The prospect of Great Depression-style joblessness and bread lines was just a scare tactic used by Bernanke, Paulson and other proponents of the bailout.
Had bank collapses been more widespread, stretching the FDIC staff thin, it is certainly possible that there would be glitches. This could have led to some inability to access bank accounts immediately, but that inconvenience would most likely have lasted days, not weeks or months.
Following the collapse of Lehman Bros., however, the trio promoting the bank bailout pointed to a specific panic point: the commercial paper market. Commercial paper is short-term debt (30 to 90 days) that companies typically use to finance their operations. Without being able to borrow in this market even healthy companies not directly affected by the financial crisis such as Boeing or Verizon would have been unable to meet their payroll or pay their suppliers. That really would have been a disaster for the economy.
However, a $700-billion bank bailout wasn’t required to restore the commercial paper market. The country discovered this fact the weekend after Congress approved the bailout when the Fed announced a special lending facility to buy commercial paper ensuring the availability of credit for businesses.

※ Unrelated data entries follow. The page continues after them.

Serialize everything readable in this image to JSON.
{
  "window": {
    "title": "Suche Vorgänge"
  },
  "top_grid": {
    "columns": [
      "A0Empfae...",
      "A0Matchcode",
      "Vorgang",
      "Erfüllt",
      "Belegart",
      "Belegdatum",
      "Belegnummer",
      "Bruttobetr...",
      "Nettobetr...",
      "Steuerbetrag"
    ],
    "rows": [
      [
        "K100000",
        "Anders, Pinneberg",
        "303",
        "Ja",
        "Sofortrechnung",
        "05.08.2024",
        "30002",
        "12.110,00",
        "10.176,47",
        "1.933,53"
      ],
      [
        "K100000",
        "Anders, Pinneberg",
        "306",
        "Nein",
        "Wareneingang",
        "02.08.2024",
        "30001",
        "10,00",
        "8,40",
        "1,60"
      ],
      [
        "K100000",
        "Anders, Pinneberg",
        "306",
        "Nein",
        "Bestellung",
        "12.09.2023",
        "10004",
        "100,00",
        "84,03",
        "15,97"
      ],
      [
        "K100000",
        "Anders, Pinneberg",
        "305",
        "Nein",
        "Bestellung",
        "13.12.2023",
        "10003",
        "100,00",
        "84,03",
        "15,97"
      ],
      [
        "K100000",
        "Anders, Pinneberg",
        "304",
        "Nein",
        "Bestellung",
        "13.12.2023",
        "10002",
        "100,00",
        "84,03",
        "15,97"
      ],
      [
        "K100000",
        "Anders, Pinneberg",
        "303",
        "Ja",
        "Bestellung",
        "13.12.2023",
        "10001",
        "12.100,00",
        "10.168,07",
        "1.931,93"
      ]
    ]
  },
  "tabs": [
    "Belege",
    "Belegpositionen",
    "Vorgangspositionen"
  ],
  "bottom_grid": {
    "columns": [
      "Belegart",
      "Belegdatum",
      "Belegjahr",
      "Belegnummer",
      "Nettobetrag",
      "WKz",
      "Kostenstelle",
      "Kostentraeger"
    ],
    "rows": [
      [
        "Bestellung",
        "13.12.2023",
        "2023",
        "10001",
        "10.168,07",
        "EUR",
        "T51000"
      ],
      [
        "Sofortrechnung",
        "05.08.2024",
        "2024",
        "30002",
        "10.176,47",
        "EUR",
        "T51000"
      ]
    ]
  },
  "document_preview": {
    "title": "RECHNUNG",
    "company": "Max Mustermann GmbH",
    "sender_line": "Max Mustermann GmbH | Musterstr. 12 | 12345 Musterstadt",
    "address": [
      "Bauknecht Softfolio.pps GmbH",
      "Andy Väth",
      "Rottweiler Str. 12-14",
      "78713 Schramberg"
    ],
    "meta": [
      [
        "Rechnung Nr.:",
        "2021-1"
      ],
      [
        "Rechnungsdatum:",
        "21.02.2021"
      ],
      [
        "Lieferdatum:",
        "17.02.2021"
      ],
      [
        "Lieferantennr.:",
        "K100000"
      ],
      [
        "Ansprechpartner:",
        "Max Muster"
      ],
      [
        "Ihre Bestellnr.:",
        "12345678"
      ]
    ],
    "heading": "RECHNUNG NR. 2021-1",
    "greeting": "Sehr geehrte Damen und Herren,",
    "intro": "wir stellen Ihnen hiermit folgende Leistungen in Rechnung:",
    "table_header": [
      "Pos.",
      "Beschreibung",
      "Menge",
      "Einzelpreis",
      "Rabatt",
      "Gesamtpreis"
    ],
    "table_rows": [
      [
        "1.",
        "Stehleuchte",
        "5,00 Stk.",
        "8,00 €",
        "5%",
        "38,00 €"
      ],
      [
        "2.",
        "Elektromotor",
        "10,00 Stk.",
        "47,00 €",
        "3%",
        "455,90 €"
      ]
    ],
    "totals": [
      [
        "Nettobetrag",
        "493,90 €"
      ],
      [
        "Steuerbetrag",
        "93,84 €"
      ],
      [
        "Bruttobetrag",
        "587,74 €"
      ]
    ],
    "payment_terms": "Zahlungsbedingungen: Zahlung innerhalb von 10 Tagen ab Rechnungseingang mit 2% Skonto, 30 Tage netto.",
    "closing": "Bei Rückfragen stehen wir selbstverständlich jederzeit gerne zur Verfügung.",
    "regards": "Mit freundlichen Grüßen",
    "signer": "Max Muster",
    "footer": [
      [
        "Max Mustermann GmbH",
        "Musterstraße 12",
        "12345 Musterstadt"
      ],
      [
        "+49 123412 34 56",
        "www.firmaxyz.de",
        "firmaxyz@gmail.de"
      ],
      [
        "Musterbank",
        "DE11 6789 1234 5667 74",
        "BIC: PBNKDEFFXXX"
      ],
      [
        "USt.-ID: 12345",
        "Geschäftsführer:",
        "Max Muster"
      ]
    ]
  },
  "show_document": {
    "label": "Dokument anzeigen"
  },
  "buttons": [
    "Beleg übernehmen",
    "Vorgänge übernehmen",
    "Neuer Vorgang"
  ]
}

Without the bailout, yes, bank failures would have been more widespread and the initial downturn in 2008 and 2009 would have been worse. We were losing 700,000 jobs a month following the collapse of Lehman. Perhaps this would have been 800,000 or 900,000 a month. That is a very bad story, but still not the makings of an unavoidable depression with a decade of double-digit unemployment.
The Great Depression ended because of the massive government spending needed to fight World War II. But we don’t need a war to spend money. If the private sector is not creating enough demand for workers, the government can fill the gap by spending money on infrastructure, education, healthcare, childcare or many other needs.
There is no plausible story where a series of bank collapses in 2008-2009 would have prevented the federal government from spending the money needed to restore full employment. The prospect of Great Depression-style joblessness and bread lines was just a scare tactic used by Bernanke, Paulson and other proponents of the bailout to get the political support needed to save the Wall Street banks.
This kept the bloated financial structure that had developed over the last three decades in place. And it allowed the bankers who got rich off of the risky financial practices that led to the crisis to avoid the consequences of their actions.
While an orderly transition would have been best, if the market had been allowed to work its magic, we could have quickly eliminated bloat in the financial sector and sent the unscrupulous Wall Street banks into the dustbin of history. Instead, millions of Americans still suffered through the Great Recession, losing homes and jobs, and the big banks are bigger than ever. Saving the banks became the priority of the president and Congress. Saving people’s homes and jobs mattered much less or not at all.